What it is about picking raspberries, I don't know... is it that the work is so mundane, my mind has a chance to flow freely? Or am I just quiet enough to hear God speak to me? As I go for my walks, I find that my mind gets rid of layers and layers of excess. Sometimes I am upset and don't realize it until after my walk. Sometimes I ache so bad during my walk that I don't even know what I think about. But somehow in the raspberry patch, it's just me and concentrating on how ripe the berry is and whether or not I should let it wait another 24 hours, or whether I think the birds might decide it will do before I get to it. I share with the birds and throw many out into the lawn for them to scavange away from my patch.
I have been picking this year about a week and have had a few thoughts while picking. Like how sometimes we want to rush things, to hurry things along and sometimes it is just best to wait until the right time. That's what a raspberry can teach you. Or like a friend warned when I mentioned I was picking, he said 'pick high!'. Maybe I wouldn't have gotten that another year, but this year I did. With our son's dog living here, he doesn't seem to get why there should be rules about where he pees. My dogs know that there are rules. No peeing on my flowers, No running through the raised garden beds. No going in the herbs. You can run through the perrenial flowers, but no peeing in them! I have been washing my berries this year.
|Opie makes sure to check and secretly mark the raspberry patch every time I pick,|
So the other day I was picking. We are getting a nice size bowl every day. Some of the berries are big which means I have a few new bushes growing. The smaller berries are on the older bushes. As I am picking, I think about this past week. I had a migraine a week ago and have been dizzy since. I even went to the Dr. because I wasn't sure if my blood pressure and pulse should be so low while I was so dizzy. Turns out it's the same old stuff, only what goes up, must come down.

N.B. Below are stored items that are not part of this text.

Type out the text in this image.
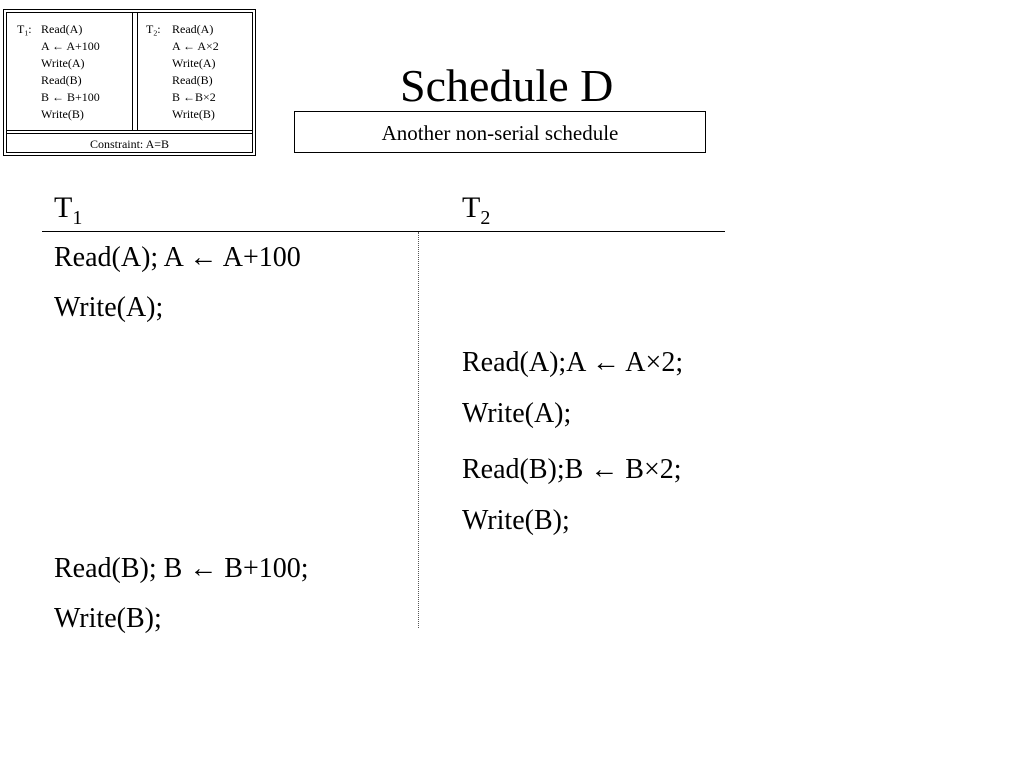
$T_1$: Read(A)
A ← A+100
Write(A)
Read(B)
B ← B+100
Write(B)
$T_2$: Read(A)
A ← A×2
Write(A)
Read(B)
B ←B×2
Write(B)
Constraint: A=B
Schedule D
Another non-serial schedule
$T_1$	$T_2$
Read(A); A ← A+100
Write(A);
Read(B); B ← B+100;
Write(B);
Read(A);A ← A×2;
Write(A);
Read(B);B ← B×2;
Write(B);
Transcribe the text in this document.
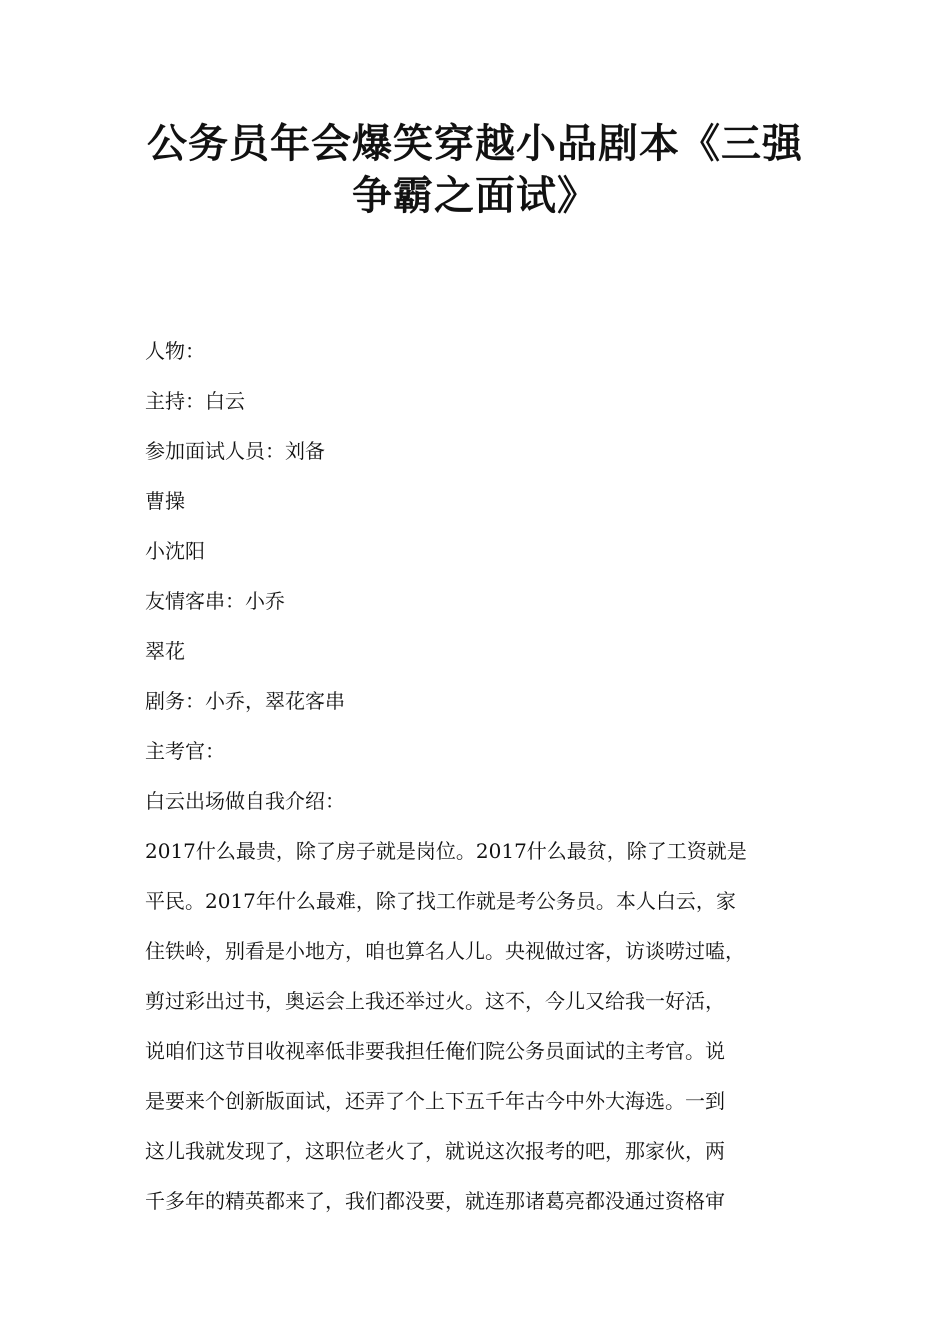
公务员年会爆笑穿越小品剧本《三强争霸之面试》

人物：

主持：白云

参加面试人员：刘备

曹操

小沈阳

友情客串：小乔

翠花

剧务：小乔，翠花客串

主考官：

白云出场做自我介绍：

2017什么最贵，除了房子就是岗位。2017什么最贫，除了工资就是

平民。2017年什么最难，除了找工作就是考公务员。本人白云，家

住铁岭，别看是小地方，咱也算名人儿。央视做过客，访谈唠过嗑，

剪过彩出过书，奥运会上我还举过火。这不，今儿又给我一好活，

说咱们这节目收视率低非要我担任俺们院公务员面试的主考官。说

是要来个创新版面试，还弄了个上下五千年古今中外大海选。一到

这儿我就发现了，这职位老火了，就说这次报考的吧，那家伙，两

千多年的精英都来了，我们都没要，就连那诸葛亮都没通过资格审
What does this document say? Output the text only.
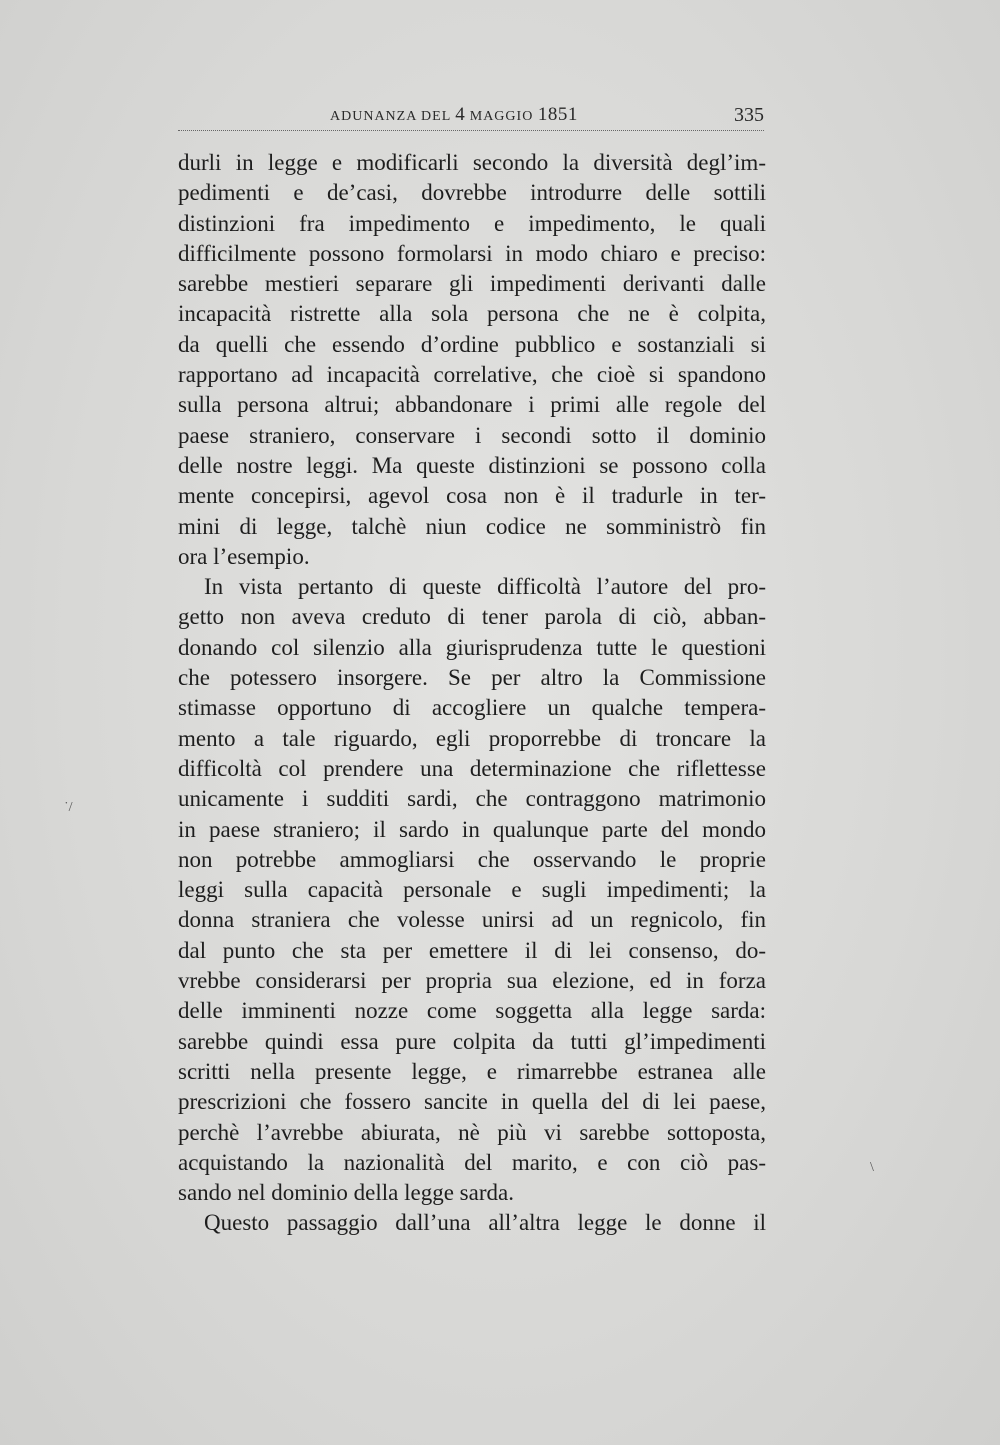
ADUNANZA DEL 4 MAGGIO 1851	335
durli in legge e modificarli secondo la diversità degl’im-
pedimenti e de’casi, dovrebbe introdurre delle sottili
distinzioni fra impedimento e impedimento, le quali
difficilmente possono formolarsi in modo chiaro e preciso:
sarebbe mestieri separare gli impedimenti derivanti dalle
incapacità ristrette alla sola persona che ne è colpita,
da quelli che essendo d’ordine pubblico e sostanziali si
rapportano ad incapacità correlative, che cioè si spandono
sulla persona altrui; abbandonare i primi alle regole del
paese straniero, conservare i secondi sotto il dominio
delle nostre leggi. Ma queste distinzioni se possono colla
mente concepirsi, agevol cosa non è il tradurle in ter-
mini di legge, talchè niun codice ne somministrò fin
ora l’esempio.
In vista pertanto di queste difficoltà l’autore del pro-
getto non aveva creduto di tener parola di ciò, abban-
donando col silenzio alla giurisprudenza tutte le questioni
che potessero insorgere. Se per altro la Commissione
stimasse opportuno di accogliere un qualche tempera-
mento a tale riguardo, egli proporrebbe di troncare la
difficoltà col prendere una determinazione che riflettesse
unicamente i sudditi sardi, che contraggono matrimonio
in paese straniero; il sardo in qualunque parte del mondo
non potrebbe ammogliarsi che osservando le proprie
leggi sulla capacità personale e sugli impedimenti; la
donna straniera che volesse unirsi ad un regnicolo, fin
dal punto che sta per emettere il di lei consenso, do-
vrebbe considerarsi per propria sua elezione, ed in forza
delle imminenti nozze come soggetta alla legge sarda:
sarebbe quindi essa pure colpita da tutti gl’impedimenti
scritti nella presente legge, e rimarrebbe estranea alle
prescrizioni che fossero sancite in quella del di lei paese,
perchè l’avrebbe abiurata, nè più vi sarebbe sottoposta,
acquistando la nazionalità del marito, e con ciò pas-
sando nel dominio della legge sarda.
Questo passaggio dall’una all’altra legge le donne il
˙/
\
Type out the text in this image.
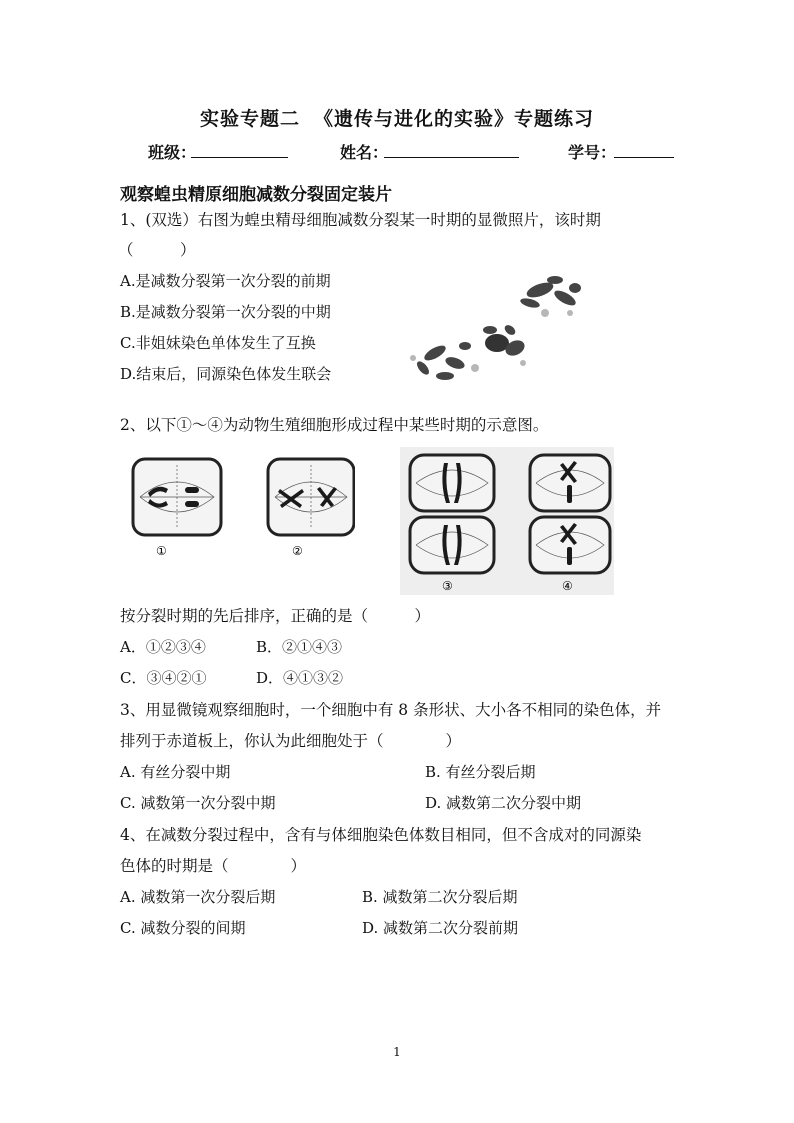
实验专题二 《遗传与进化的实验》专题练习
班级：	姓名：	学号：
观察蝗虫精原细胞减数分裂固定装片
1、(双选）右图为蝗虫精母细胞减数分裂某一时期的显微照片，该时期
（　　　）
A.是减数分裂第一次分裂的前期
B.是减数分裂第一次分裂的中期
C.非姐妹染色单体发生了互换
D.结束后，同源染色体发生联会
2、以下①～④为动物生殖细胞形成过程中某些时期的示意图。
①	②
③	④
按分裂时期的先后排序，正确的是（　　　）
A．①②③④	B．②①④③
C．③④②①	D．④①③②
3、用显微镜观察细胞时，一个细胞中有 8 条形状、大小各不相同的染色体，并
排列于赤道板上，你认为此细胞处于（　　　　）
A. 有丝分裂中期	B. 有丝分裂后期
C. 减数第一次分裂中期	D. 减数第二次分裂中期
4、在减数分裂过程中，含有与体细胞染色体数目相同，但不含成对的同源染
色体的时期是（　　　　）
A. 减数第一次分裂后期	B. 减数第二次分裂后期
C. 减数分裂的间期	D. 减数第二次分裂前期
1
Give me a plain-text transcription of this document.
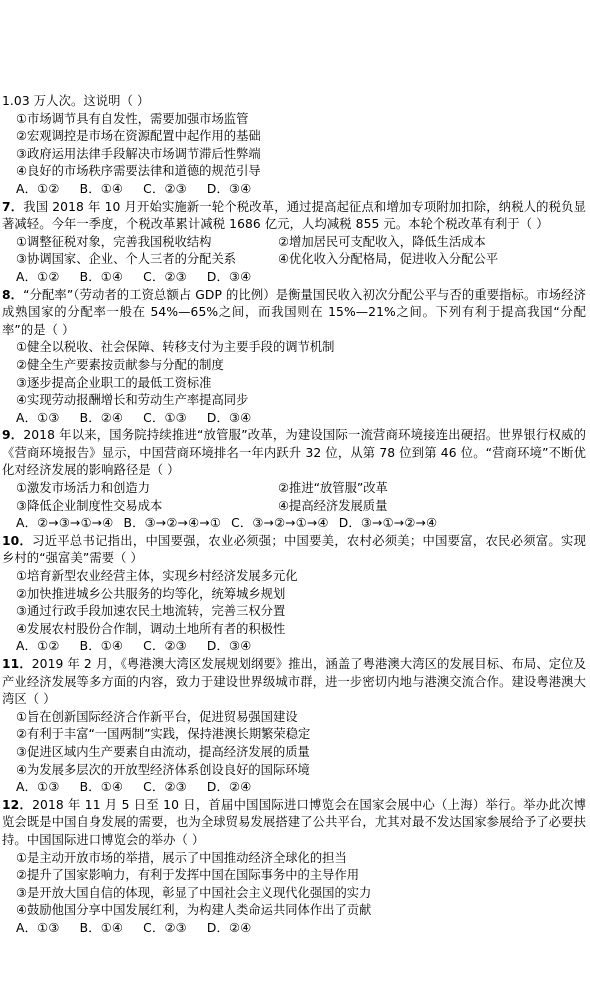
1.03 万人次。这说明（ ）

①市场调节具有自发性，需要加强市场监管

②宏观调控是市场在资源配置中起作用的基础

③政府运用法律手段解决市场调节滞后性弊端

④良好的市场秩序需要法律和道德的规范引导

A．①② B．①④ C．②③ D．③④

7．我国 2018 年 10 月开始实施新一轮个税改革，通过提高起征点和增加专项附加扣除，纳税人的税负显著减轻。今年一季度，个税改革累计减税 1686 亿元，人均减税 855 元。本轮个税改革有利于（ ）

①调整征税对象，完善我国税收结构	②增加居民可支配收入，降低生活成本
③协调国家、企业、个人三者的分配关系	④优化收入分配格局，促进收入分配公平

A．①② B．①④ C．②③ D．③④

8．“分配率”（劳动者的工资总额占 GDP 的比例）是衡量国民收入初次分配公平与否的重要指标。市场经济成熟国家的分配率一般在 54%—65%之间，而我国则在 15%—21%之间。下列有利于提高我国“分配率”的是（ ）

①健全以税收、社会保障、转移支付为主要手段的调节机制

②健全生产要素按贡献参与分配的制度

③逐步提高企业职工的最低工资标准

④实现劳动报酬增长和劳动生产率提高同步

A．①③ B．②④ C．①③ D．③④

9．2018 年以来，国务院持续推进“放管服”改革，为建设国际一流营商环境接连出硬招。世界银行权威的《营商环境报告》显示，中国营商环境排名一年内跃升 32 位，从第 78 位到第 46 位。“营商环境”不断优化对经济发展的影响路径是（ ）

①激发市场活力和创造力	②推进“放管服”改革
③降低企业制度性交易成本	④提高经济发展质量

A．②→③→①→④ B．③→②→④→① C．③→②→①→④ D．③→①→②→④

10．习近平总书记指出，中国要强，农业必须强；中国要美，农村必须美；中国要富，农民必须富。实现乡村的“强富美”需要（ ）

①培育新型农业经营主体，实现乡村经济发展多元化

②加快推进城乡公共服务的均等化，统筹城乡规划

③通过行政手段加速农民土地流转，完善三权分置

④发展农村股份合作制，调动土地所有者的积极性

A．①② B．①④ C．②③ D．③④

11．2019 年 2 月，《粤港澳大湾区发展规划纲要》推出，涵盖了粤港澳大湾区的发展目标、布局、定位及产业经济发展等多方面的内容，致力于建设世界级城市群，进一步密切内地与港澳交流合作。建设粤港澳大湾区（ ）

①旨在创新国际经济合作新平台，促进贸易强国建设

②有利于丰富“一国两制”实践，保持港澳长期繁荣稳定

③促进区域内生产要素自由流动，提高经济发展的质量

④为发展多层次的开放型经济体系创设良好的国际环境

A．①③ B．①④ C．②③ D．②④

12．2018 年 11 月 5 日至 10 日，首届中国国际进口博览会在国家会展中心（上海）举行。举办此次博览会既是中国自身发展的需要，也为全球贸易发展搭建了公共平台，尤其对最不发达国家参展给予了必要扶持。中国国际进口博览会的举办（ ）

①是主动开放市场的举措，展示了中国推动经济全球化的担当

②提升了国家影响力，有利于发挥中国在国际事务中的主导作用

③是开放大国自信的体现，彰显了中国社会主义现代化强国的实力

④鼓励他国分享中国发展红利，为构建人类命运共同体作出了贡献

A．①③ B．①④ C．②③ D．②④
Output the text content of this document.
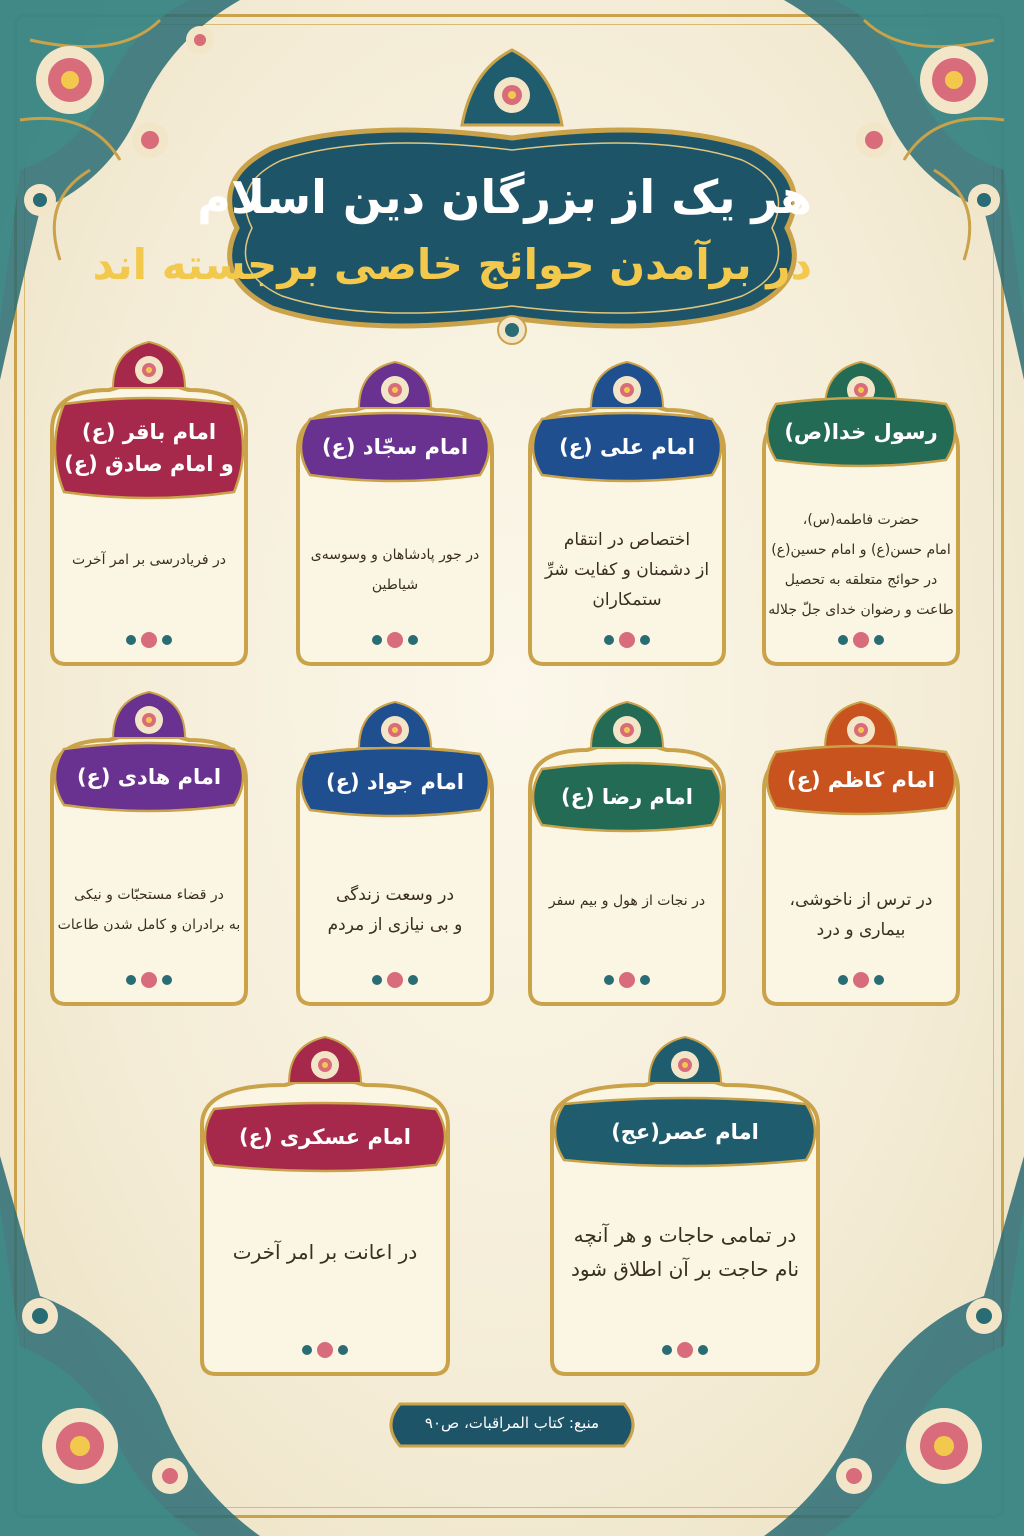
هر یک از بزرگان دین اسلام
در برآمدن حوائج خاصی برجسته اند
رسول خدا(ص)
حضرت فاطمه(س)،
امام حسن(ع) و امام حسین(ع)
در حوائج متعلقه به تحصیل
طاعت و رضوان خدای جلّ جلاله
امام علی (ع)
اختصاص در انتقام
از دشمنان و کفایت شرِّ
ستمکاران
امام سجّاد (ع)
در جور پادشاهان و وسوسه‌ی
شیاطین
امام باقر (ع)
و امام صادق (ع)
در فریادرسی بر امر آخرت
امام کاظم (ع)
در ترس از ناخوشی،
بیماری و درد
امام رضا (ع)
در نجات از هول و بیم سفر
امام جواد (ع)
در وسعت زندگی
و بی نیازی از مردم
امام هادی (ع)
در قضاء مستحبّات و نیکی
به برادران و کامل شدن طاعات
امام عصر(عج)
در تمامی حاجات و هر آنچه
نام حاجت بر آن اطلاق شود
امام عسکری (ع)
در اعانت بر امر آخرت
منبع: کتاب المراقبات، ص۹۰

I haven't felt that well since the beginning of the year. But I have had glimpses. Like a week or so ago, I slept 7 hrs straight. That was awesome. I have been getting a little more house work done with less fatigue. Awesome. And then crash! I lay around a week. You would think being 50, I would figure it out, that for the last almost 20 years I have gone like this, only now it is more pronounced. I got smart and hired someone to clean my piano room and hall (the dogs are very messy). It seemed kind of silly when I was going strong and then I hit this past week and I was thankful I didn't have to think about it and had someone coming in.
As I picked the other day, I thought about the ups and downs of recent months. How the ups were so painful (well, when you're talking estrogen it is) and how the downs are like riding a rollercoster. I picked and thought about this and I thought, wouldn't it be nice if things were just more even - like straight line? As I thought that, I got a picture in my head of a heart monitor showing a flat line. Dead. I got it right away. Flat line wouldn't be good. It changed my whole perspective and my attitude improved immensely!
What goes up, must come down, but it's better than flat line!